Lookup File (Required): A file with list of values for masking.
Choose the Maximum Masked Name Length configuration. (Optional. Integer. Default is 0)
This number should be >= 0 (i.e. not negative). That's the maximum number of characters masked result should fit. I.e. masked result is trimmed to that length. Value 0 means length is unlimited.
We're also trying to detect the length of the destination field. Some Data Sources provide that value, while others don't. For example: if Data Source provides value 10 for the destination column length and current configuration field is set to 0 or any value longer than 10 - the shortest value wins, i.e. in this example masked result would be trimmed to 10 characters.
Some UTF-8 characters might take 2 bytes. If lookup file contains those characters - the trimmed result might be not as expected, since we trim by the number of characters and not number of bytes. There is a bug open for that mismatch.
Specify a Particles to Preserve File. (Optional. Locally chosen file, or a FileReference) Contains particles to be preserved. I.e. those particles are not masked. For example if file contains particle "von" and "Froum" is masked to "Smith" than
von Froum -> von Smith
Specify a Particles to Remove File. (Optional. Locally chosen file, or a FileReference) Contains particles to be removed. Those particles are removed prior to masking, i.e. they do not affect masking result. For example if file contains particle "von" and "Froum" is masked to "Smith" than
von Froum -> Smith Froum -> Smith
If particle is found in both "Preserve" and "Remove" files - it will be removed.
Specify a Lookup File. (Required. Locally chosen file, or a FileReference)
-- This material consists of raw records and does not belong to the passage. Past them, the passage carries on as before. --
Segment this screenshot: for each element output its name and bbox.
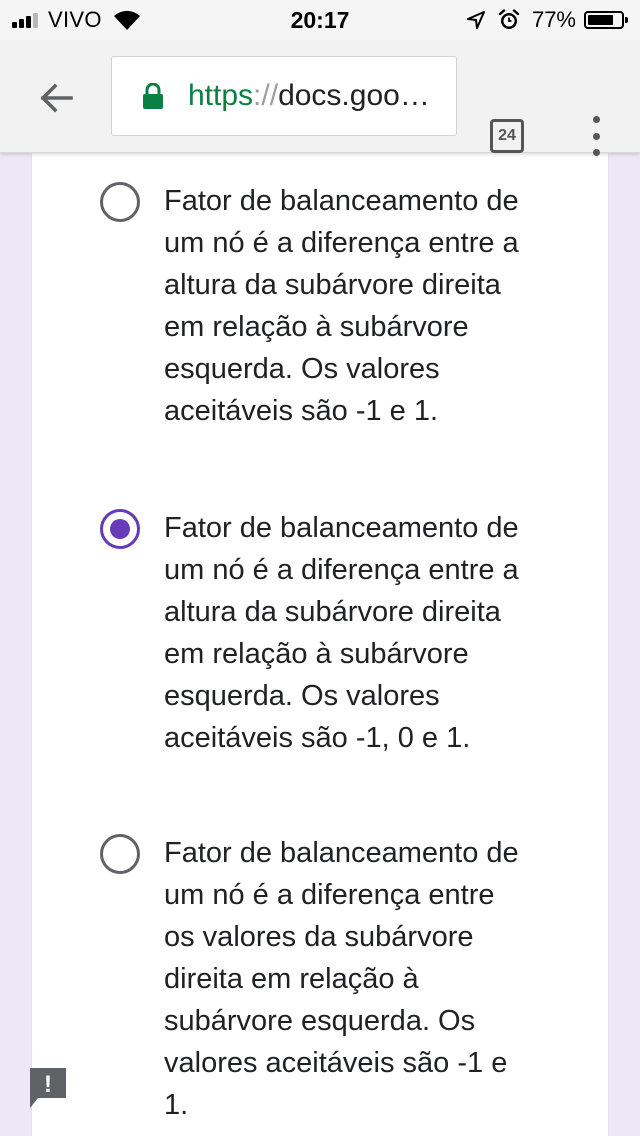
url-host: docs.goo… xyxy=(278,79,430,112)
url-separator: :// xyxy=(253,79,279,112)
browser-toolbar: https://docs.goo… 24 xyxy=(0,40,640,156)
url-scheme: https xyxy=(188,79,254,112)
location-arrow-icon xyxy=(466,11,485,29)
battery-percent: 77% xyxy=(531,7,576,32)
option-label-2: Fator de balanceamento de um nó é a dife… xyxy=(164,512,519,754)
option-label-1: Fator de balanceamento de um nó é a dife… xyxy=(164,185,519,427)
address-bar[interactable]: https://docs.goo… xyxy=(111,56,457,136)
form-card: Fator de balanceamento de um nó é a dife… xyxy=(32,152,608,1136)
tab-switcher-button[interactable]: 24 xyxy=(490,119,524,153)
report-glyph: ! xyxy=(44,1071,52,1098)
lock-icon xyxy=(143,83,163,109)
status-right: 77% xyxy=(466,6,628,34)
radio-button-2[interactable] xyxy=(100,509,140,549)
battery-icon xyxy=(584,11,628,29)
back-button[interactable] xyxy=(30,72,82,124)
radio-button-1[interactable] xyxy=(100,182,140,222)
status-bar: VIVO 20:17 77% xyxy=(0,0,640,40)
radio-button-3[interactable] xyxy=(100,834,140,874)
menu-dots-icon[interactable] xyxy=(584,116,608,156)
option-label-3: Fator de balanceamento de um nó é a dife… xyxy=(164,837,519,1121)
report-feedback-icon[interactable]: ! xyxy=(28,1066,68,1110)
alarm-icon xyxy=(498,9,520,29)
back-arrow-icon xyxy=(40,83,73,113)
url-text: https://docs.goo… xyxy=(188,79,430,113)
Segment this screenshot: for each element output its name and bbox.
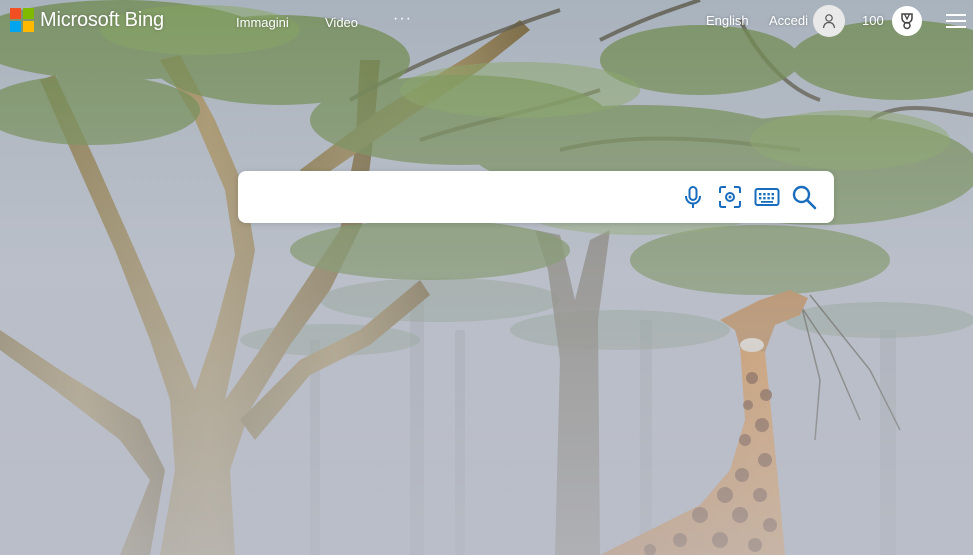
keyboard-button[interactable] (754, 184, 780, 210)
search-icon (792, 185, 817, 210)
brand-name: Microsoft Bing (40, 8, 164, 31)
search-input[interactable] (252, 181, 676, 215)
rewards-trophy-icon (901, 13, 913, 30)
nav-video-link[interactable]: Video (325, 15, 358, 30)
search-box (238, 171, 834, 223)
microsoft-logo-icon (10, 8, 34, 32)
top-bar: Microsoft Bing Immagini Video ··· Englis… (0, 0, 973, 44)
microphone-icon (685, 186, 701, 208)
bing-logo[interactable]: Microsoft Bing (10, 8, 164, 32)
sign-in-link[interactable]: Accedi (769, 13, 808, 28)
visual-search-button[interactable] (717, 184, 743, 210)
language-link[interactable]: English (706, 13, 749, 28)
background-image (0, 0, 973, 555)
user-avatar-button[interactable] (813, 5, 845, 37)
hamburger-menu-icon[interactable] (945, 10, 967, 32)
nav-images-link[interactable]: Immagini (236, 15, 289, 30)
rewards-button[interactable] (892, 6, 922, 36)
search-submit-button[interactable] (791, 184, 817, 210)
voice-search-button[interactable] (680, 184, 706, 210)
visual-search-icon (719, 186, 741, 208)
user-icon (822, 14, 836, 29)
rewards-points[interactable]: 100 (862, 13, 884, 28)
keyboard-icon (754, 188, 780, 206)
more-menu-button[interactable]: ··· (393, 10, 412, 28)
This file is a single list of values. It does not require a header. Every line of the Lookup File might be used as a masked value. The Lookup File must be ASCII or UTF-8 encoding compatible. The following is sample file content:
Ann Marie Tomas Ann-Marie Basil Mark
When you are finished, click Save.
For information on creating Name algorithms through the API, see API Calls for Creating Algorithms - Name.